NZICESCAPES IMAGES

Types of Glaciers 1

Fox Glacier under highest peaks in New Zealand - Mt. Tasman 3,497m and Mt Cook 3,754m

Fox Glacier under highest peaks in New Zealand - Mt. Tasman 3,497m and Mt Cook 3,754m

When do we call a chunk of ice a glacier? Usually, the ice mass has to be at least 100m x 100m in size and needs to show some signs of a present or past movement.
Generally, glaciers are divided into two main groups – Ice Sheets and Valley Glaciers, each with several sub-types.
Ice Sheets or Continental Glaciers are the largest masses of ice on Earth spreading over 50,000 square kilometres with the depth of ice sometimes more than 4,200m. They are only found in Antarctica and Greenland. Ice Shelves are floating extensions of Ice Sheets and surround most of Antarctica.
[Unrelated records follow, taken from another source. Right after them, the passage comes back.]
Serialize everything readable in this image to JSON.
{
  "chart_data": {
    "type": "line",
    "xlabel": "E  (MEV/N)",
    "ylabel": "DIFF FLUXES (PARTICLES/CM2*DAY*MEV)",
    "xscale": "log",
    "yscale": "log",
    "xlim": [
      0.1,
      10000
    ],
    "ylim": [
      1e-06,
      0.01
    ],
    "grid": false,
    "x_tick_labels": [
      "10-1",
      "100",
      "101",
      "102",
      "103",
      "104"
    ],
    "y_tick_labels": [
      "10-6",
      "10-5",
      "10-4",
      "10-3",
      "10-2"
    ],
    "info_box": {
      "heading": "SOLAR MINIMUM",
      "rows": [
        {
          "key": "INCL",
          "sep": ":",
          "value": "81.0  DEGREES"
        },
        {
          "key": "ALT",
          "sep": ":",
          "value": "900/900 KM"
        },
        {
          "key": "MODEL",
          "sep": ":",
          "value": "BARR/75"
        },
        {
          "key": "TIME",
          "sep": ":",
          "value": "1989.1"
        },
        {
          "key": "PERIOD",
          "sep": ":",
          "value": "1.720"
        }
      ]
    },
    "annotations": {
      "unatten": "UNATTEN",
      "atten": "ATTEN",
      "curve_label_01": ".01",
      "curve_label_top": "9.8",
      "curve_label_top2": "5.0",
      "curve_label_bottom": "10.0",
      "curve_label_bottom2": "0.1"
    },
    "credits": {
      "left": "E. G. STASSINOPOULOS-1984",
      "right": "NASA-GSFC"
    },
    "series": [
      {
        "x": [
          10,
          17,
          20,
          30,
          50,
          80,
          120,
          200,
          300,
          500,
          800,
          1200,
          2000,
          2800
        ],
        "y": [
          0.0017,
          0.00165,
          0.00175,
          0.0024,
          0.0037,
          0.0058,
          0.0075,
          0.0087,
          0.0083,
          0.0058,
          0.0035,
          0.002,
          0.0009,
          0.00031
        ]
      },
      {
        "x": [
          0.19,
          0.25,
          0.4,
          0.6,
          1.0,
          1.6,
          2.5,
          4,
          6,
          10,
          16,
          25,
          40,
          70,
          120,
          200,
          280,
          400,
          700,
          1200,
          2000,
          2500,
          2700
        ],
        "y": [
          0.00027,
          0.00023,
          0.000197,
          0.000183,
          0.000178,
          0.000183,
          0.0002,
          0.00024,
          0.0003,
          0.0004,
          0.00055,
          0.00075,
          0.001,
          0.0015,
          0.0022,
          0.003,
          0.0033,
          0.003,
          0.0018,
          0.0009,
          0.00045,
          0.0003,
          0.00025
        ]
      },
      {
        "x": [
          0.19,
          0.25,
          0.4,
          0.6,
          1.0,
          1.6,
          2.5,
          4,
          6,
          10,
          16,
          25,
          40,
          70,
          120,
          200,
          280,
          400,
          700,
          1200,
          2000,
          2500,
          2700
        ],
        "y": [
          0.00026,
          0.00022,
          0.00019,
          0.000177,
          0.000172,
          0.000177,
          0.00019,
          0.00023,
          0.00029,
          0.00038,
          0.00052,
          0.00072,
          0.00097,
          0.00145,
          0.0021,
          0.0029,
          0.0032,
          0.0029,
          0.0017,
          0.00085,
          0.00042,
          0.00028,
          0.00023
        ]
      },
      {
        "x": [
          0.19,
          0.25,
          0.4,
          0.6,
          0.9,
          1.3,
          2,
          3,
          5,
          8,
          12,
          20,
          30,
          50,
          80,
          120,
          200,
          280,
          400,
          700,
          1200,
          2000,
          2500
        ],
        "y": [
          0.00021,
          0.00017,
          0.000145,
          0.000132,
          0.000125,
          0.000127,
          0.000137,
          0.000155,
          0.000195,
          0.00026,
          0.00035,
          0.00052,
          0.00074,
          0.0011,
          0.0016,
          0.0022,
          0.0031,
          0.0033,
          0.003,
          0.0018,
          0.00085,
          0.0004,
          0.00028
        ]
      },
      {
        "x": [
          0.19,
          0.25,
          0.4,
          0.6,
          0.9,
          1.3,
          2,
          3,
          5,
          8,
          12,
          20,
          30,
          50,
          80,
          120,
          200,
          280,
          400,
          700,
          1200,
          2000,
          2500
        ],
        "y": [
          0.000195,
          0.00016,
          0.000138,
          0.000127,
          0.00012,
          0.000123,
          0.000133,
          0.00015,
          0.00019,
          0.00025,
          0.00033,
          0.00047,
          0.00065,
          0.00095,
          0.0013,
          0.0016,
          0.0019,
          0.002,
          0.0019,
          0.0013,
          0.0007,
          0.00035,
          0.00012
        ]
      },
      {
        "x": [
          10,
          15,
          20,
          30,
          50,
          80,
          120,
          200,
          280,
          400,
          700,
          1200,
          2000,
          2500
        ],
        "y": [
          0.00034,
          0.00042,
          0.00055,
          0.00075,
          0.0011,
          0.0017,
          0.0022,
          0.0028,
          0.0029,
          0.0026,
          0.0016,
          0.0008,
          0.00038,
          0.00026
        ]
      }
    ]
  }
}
Ice masses smaller than 50,000km2, with a dome-shaped accumulation of ice and snow completely covering mountainous areas, are called Ice Caps and are found in high elevations of polar and sub-polar regions. Similar but smaller than Ice Caps are Ice Fields which can cover low-relief mountain plateaus providing a source of ice for Mountain or Valley Glaciers. Relatively smaller than its originating ice source are Outlet Glaciers, these are rapidly moving frozen streams flowing out of larger bodies of ice.